Los hombres necesitaban dormir, y yo podría pasar unas horas leyendo un buen libro.
—Cerberus debió haber hablado con las motos porque, después de unos 20 minutos, encontraron un pequeño claro en medio del bosque donde pude montar el campamento.
Los hombres bajaron de sus motos un poco cómicos y tuve que forzarme a suprimir una carcajada.
Por mucho que deseara poder montar una de esas cosas, sabía que mi trasero no me lo agradecería después de unas horas.
—Entonces, escuché que vamos a la Ciudad B —dije mientras me apoyaba en el capó de Cerberus.
Saqué cinco autocaravanas y las coloqué en círculo.
Buscando algo de leña en mi espacio, creé una fogata estilo cabaña y arrojé la llama rosada en el centro.
Incluso saqué algunas sillas Adirondack para todos nosotros junto con pequeñas mesitas auxiliares.
—Una vez montado el campamento, agarré algo de metal, salchichas y malvaviscos y caminé hacia mi silla.

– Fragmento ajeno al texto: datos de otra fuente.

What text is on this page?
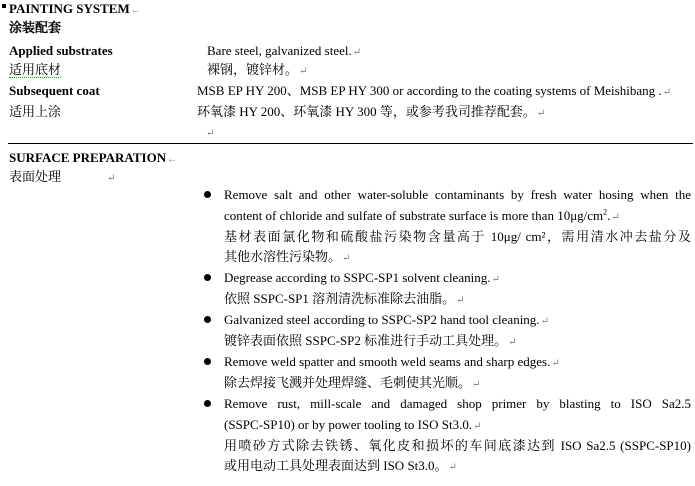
PAINTING SYSTEM←
涂装配套
Applied substrates	Bare steel, galvanized steel.↵
适用底材	裸钢，镀锌材。↵
Subsequent coat	MSB EP HY 200、MSB EP HY 300 or according to the coating systems of Meishibang .↵
适用上涂	环氧漆 HY 200、环氧漆 HY 300 等，或参考我司推荐配套。↵
↵
SURFACE PREPARATION←
表面处理	↵
Remove salt and other water-soluble contaminants by fresh water hosing when the
content of chloride and sulfate of substrate surface is more than $10\mu g/cm^2.↵$
基材表面氯化物和硫酸盐污染物含量高于 10μg/ cm²，需用清水冲去盐分及
其他水溶性污染物。↵
Degrease according to SSPC-SP1 solvent cleaning.↵
依照 SSPC-SP1 溶剂清洗标准除去油脂。↵
Galvanized steel according to SSPC-SP2 hand tool cleaning.↵
镀锌表面依照 SSPC-SP2 标准进行手动工具处理。↵
Remove weld spatter and smooth weld seams and sharp edges.↵
除去焊接飞溅并处理焊缝、毛刺使其光顺。↵
Remove rust, mill-scale and damaged shop primer by blasting to ISO Sa2.5
(SSPC-SP10) or by power tooling to ISO St3.0.↵
用喷砂方式除去铁锈、氧化皮和损坏的车间底漆达到 ISO Sa2.5 (SSPC-SP10)
或用电动工具处理表面达到 ISO St3.0。↵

Sentándome, saqué más cosas como kétchup, mostaza, relish, panes para perritos calientes, chocolate y galletas graham.
Ahora esto era una comida de campamento perfecta.

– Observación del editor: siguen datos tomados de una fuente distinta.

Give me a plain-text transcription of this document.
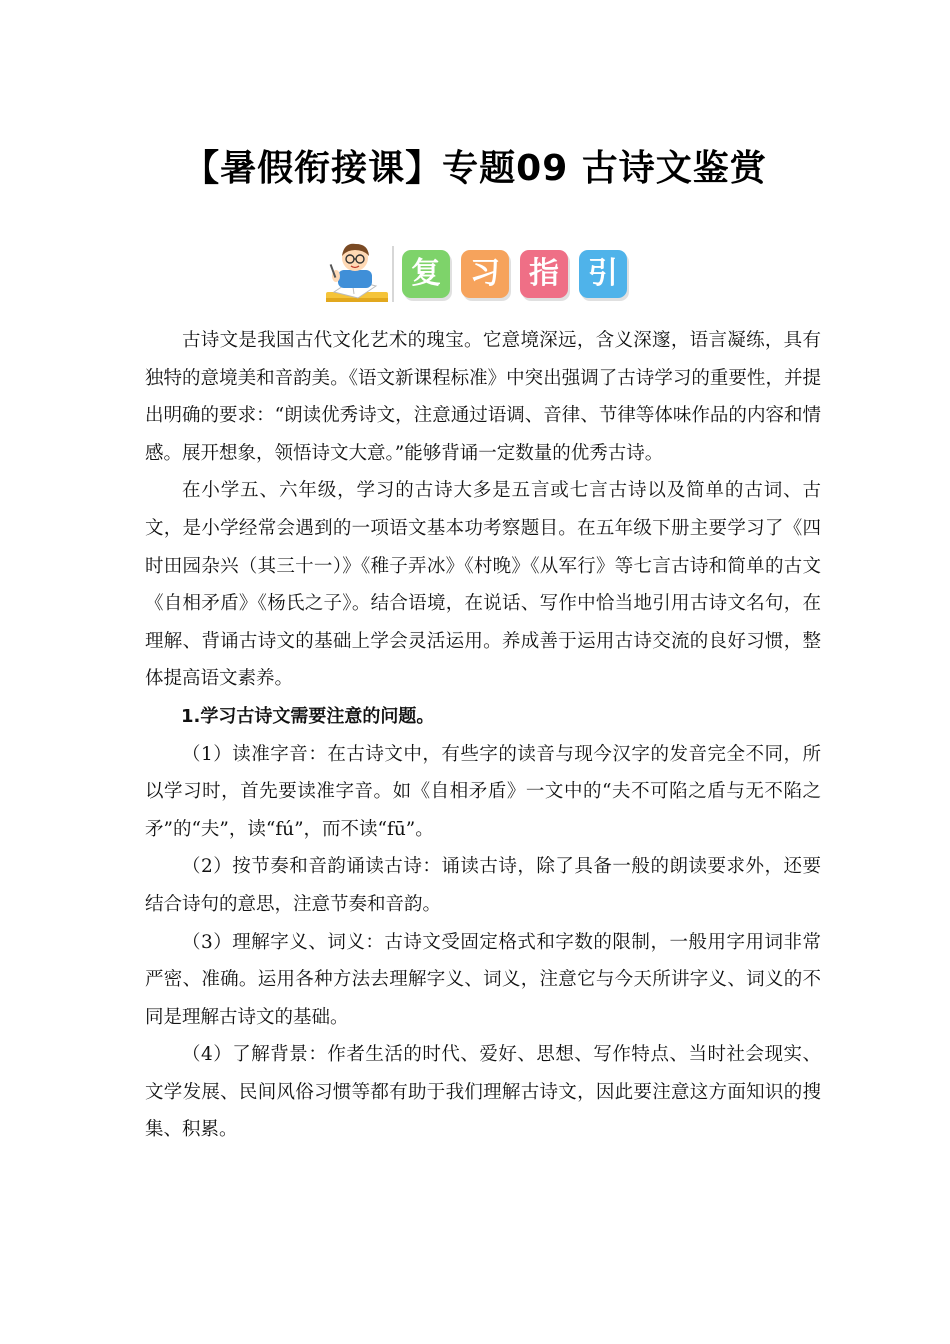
【暑假衔接课】专题09 古诗文鉴赏
复 习 指 引

古诗文是我国古代文化艺术的瑰宝。它意境深远，含义深邃，语言凝练，具有独特的意境美和音韵美。《语文新课程标准》中突出强调了古诗学习的重要性，并提出明确的要求：“朗读优秀诗文，注意通过语调、音律、节律等体味作品的内容和情感。展开想象，领悟诗文大意。”能够背诵一定数量的优秀古诗。

在小学五、六年级，学习的古诗大多是五言或七言古诗以及简单的古词、古文，是小学经常会遇到的一项语文基本功考察题目。在五年级下册主要学习了《四时田园杂兴（其三十一）》《稚子弄冰》《村晚》《从军行》等七言古诗和简单的古文《自相矛盾》《杨氏之子》。结合语境，在说话、写作中恰当地引用古诗文名句，在理解、背诵古诗文的基础上学会灵活运用。养成善于运用古诗交流的良好习惯，整体提高语文素养。

1.学习古诗文需要注意的问题。

（1）读准字音：在古诗文中，有些字的读音与现今汉字的发音完全不同，所以学习时，首先要读准字音。如《自相矛盾》一文中的“夫不可陷之盾与无不陷之矛”的“夫”，读“fú”，而不读“fū”。

（2）按节奏和音韵诵读古诗：诵读古诗，除了具备一般的朗读要求外，还要结合诗句的意思，注意节奏和音韵。

（3）理解字义、词义：古诗文受固定格式和字数的限制，一般用字用词非常严密、准确。运用各种方法去理解字义、词义，注意它与今天所讲字义、词义的不同是理解古诗文的基础。

（4）了解背景：作者生活的时代、爱好、思想、写作特点、当时社会现实、文学发展、民间风俗习惯等都有助于我们理解古诗文，因此要注意这方面知识的搜集、积累。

Lo único que faltaba era la ensalada de patatas.
—¿Nadie va a decir nada o asumieron que no me entraría?
—pregunté inclinando la cabeza.
Ellos todavía estaban parados junto a sus motocicletas, sin acercarse a mí y tuve que reírme.
—Vamos muchachos, no muerdo —dije con una sonrisa burlona.
—Quiero decir, estaba bastante segura de que iba a ser mordedora, pero eso era algo que tendríamos que averiguar con certeza en el futuro.
—Liu Wei y yo pensamos que podríamos separarnos por menos de una hora y luego alcanzarlos —explicó Liu Yu Zeng mientras se sentaba a mi lado.
Tomando una de las salchichas, la empujó en el metal antes de meterla en el fuego para cocinar.
—Supongo que olvidaste la parte donde la ciudad fue tomada por zombis —pregunté mientras giraba lentamente mi hotdog.
Honestamente, odiaba mi hotdog a la barbacoa.
Odiaba la piel que se formaba y las marcas de quemado.
Dame un hotdog hervido con un pan al vapor cualquier día y sería una campista feliz.
—Lamentablemente, había algunas cosas que eran obligatorias al acampar, y asar salchichas y malvaviscos estaban en la cima de esa lista.